Henry “Hank” Adorno, whose law firm collapsed after he mishandled a class action settlement, can practice law again.

The Florida Supreme Court on Wednesday reinstated Adorno’s license, which was suspended for three years in October 2010.

Adorno once ran the nation’s largest minority-owned law firm, Adorno & Yoss, with about 200 lawyers in offices scattered throughout the country.

But he was the target of a Florida Bar investigation for his handling of the city of Miami over an unconstitutional fire fee. The $7 million settlement was divvied up between his Coral Gables-based firm and seven people but delivered no refunds to Miami taxpayers.

Adorno strongly denied wrongdoing, but his law firm started unraveling.

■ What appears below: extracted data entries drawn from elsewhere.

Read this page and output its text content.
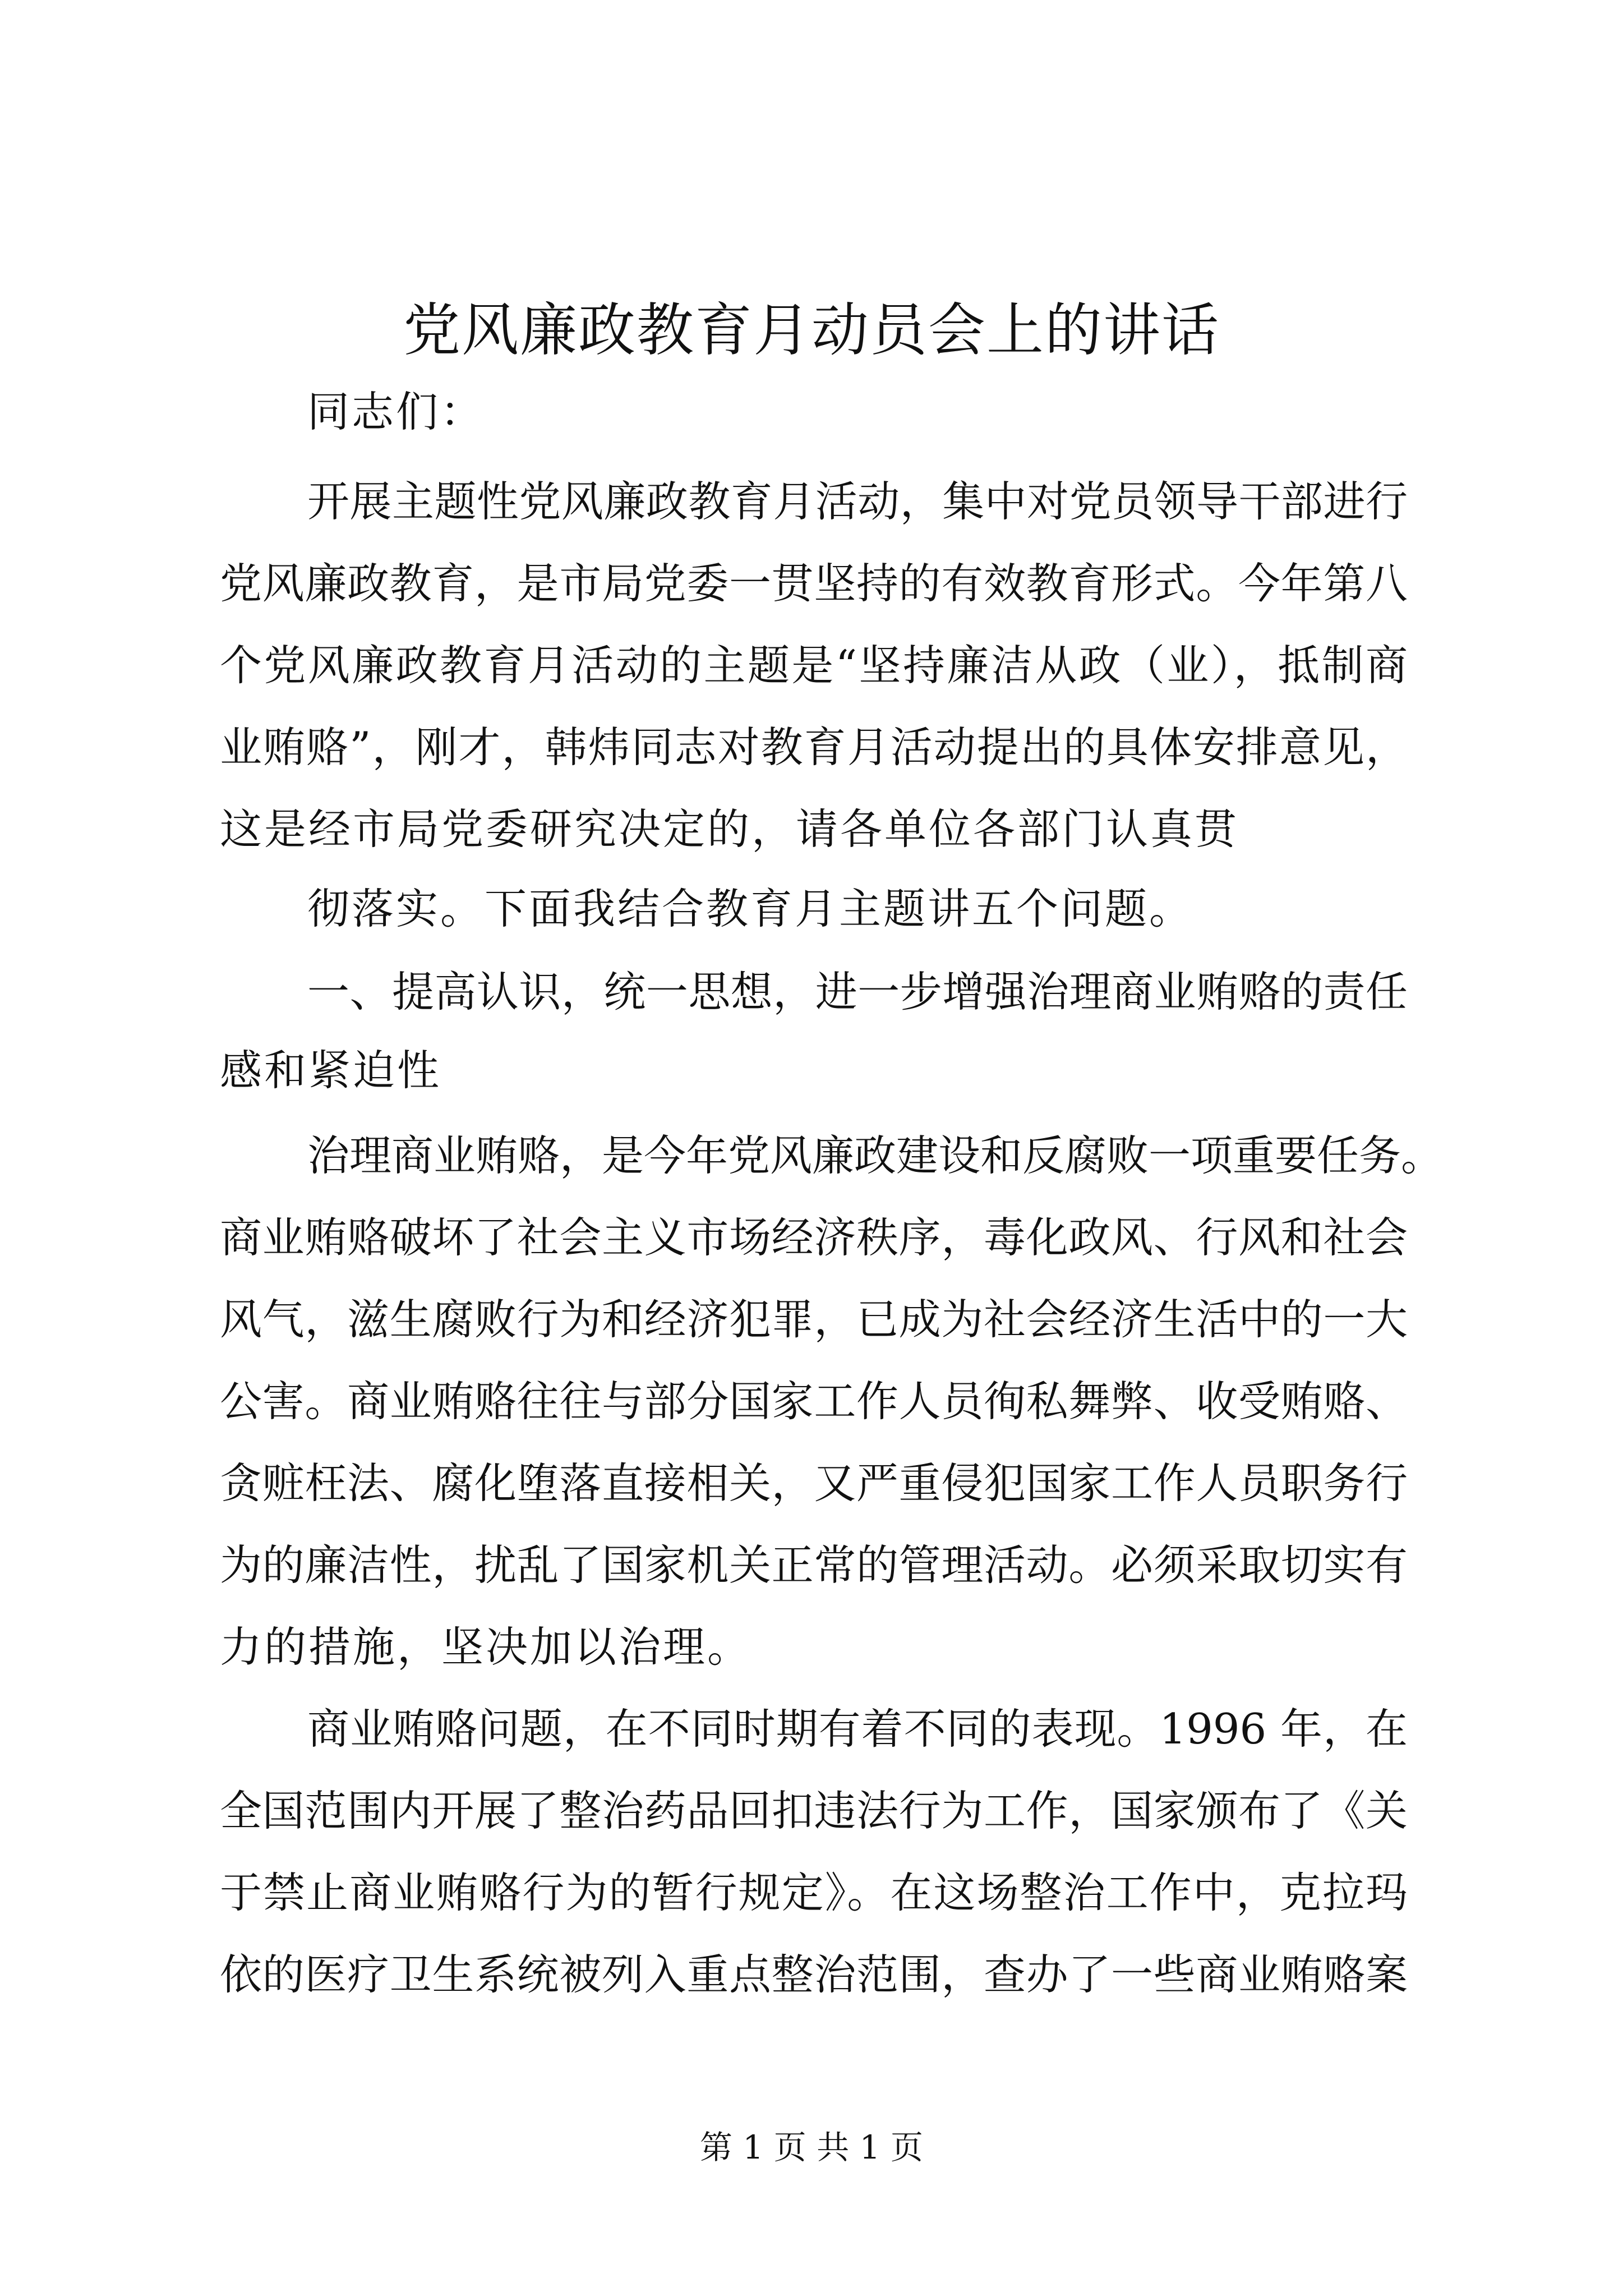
党风廉政教育月动员会上的讲话
同志们：
开展主题性党风廉政教育月活动，集中对党员领导干部进行
党风廉政教育，是市局党委一贯坚持的有效教育形式。今年第八
个党风廉政教育月活动的主题是“坚持廉洁从政（业），抵制商
业贿赂”，刚才，韩炜同志对教育月活动提出的具体安排意见，
这是经市局党委研究决定的，请各单位各部门认真贯
彻落实。下面我结合教育月主题讲五个问题。
一、提高认识，统一思想，进一步增强治理商业贿赂的责任
感和紧迫性
治理商业贿赂，是今年党风廉政建设和反腐败一项重要任务。
商业贿赂破坏了社会主义市场经济秩序，毒化政风、行风和社会
风气，滋生腐败行为和经济犯罪，已成为社会经济生活中的一大
公害。商业贿赂往往与部分国家工作人员徇私舞弊、收受贿赂、
贪赃枉法、腐化堕落直接相关，又严重侵犯国家工作人员职务行
为的廉洁性，扰乱了国家机关正常的管理活动。必须采取切实有
力的措施，坚决加以治理。
商业贿赂问题，在不同时期有着不同的表现。1996 年，在
全国范围内开展了整治药品回扣违法行为工作，国家颁布了《关
于禁止商业贿赂行为的暂行规定》。在这场整治工作中，克拉玛
依的医疗卫生系统被列入重点整治范围，查办了一些商业贿赂案
第 1 页 共 1 页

Since then, he has been working in real estate development and living in South Carolina, said his friend and former Adorno & Yoss partner Charles Tatelbaum, now at Tripp Scott in Fort Lauderdale.

Adorno could not be reached for comment, but Tatelbaum said his friend deeply missed being a lawyer.

“I feel like he’s been in a straitjacket,” he said. “He’s had to walk on eggshells to make sure he doesn’t give out any legal advice.

“I’m excited for him,” Tatelbaum added. “Hank was a great lawyer and a super human being. He has a lot of great talents despite what happened.”

Tatelbaum said he’s not sure if Adorno will return to Miami.

Florida Bar president Greg Coleman said he’s certain Adorno would not be reinstated if both the Bar and the Supreme Court didn’t feel he was rehabilitated.

“The system has been designed to encourage people to be reinstated if they meet all the criteria, but they are strict and stringent criteria,” he said. “This Supreme Court is the toughest court that has sat as a group in terms of admission to the Bar and judicial misconduct. If this court did not feel that a person had paid their debt to society and shown rehabilitation … he or she would not be readmitted. They routinely reject all sorts of folks.”

The court gave no reason for reinstatement in its three-paragraph order.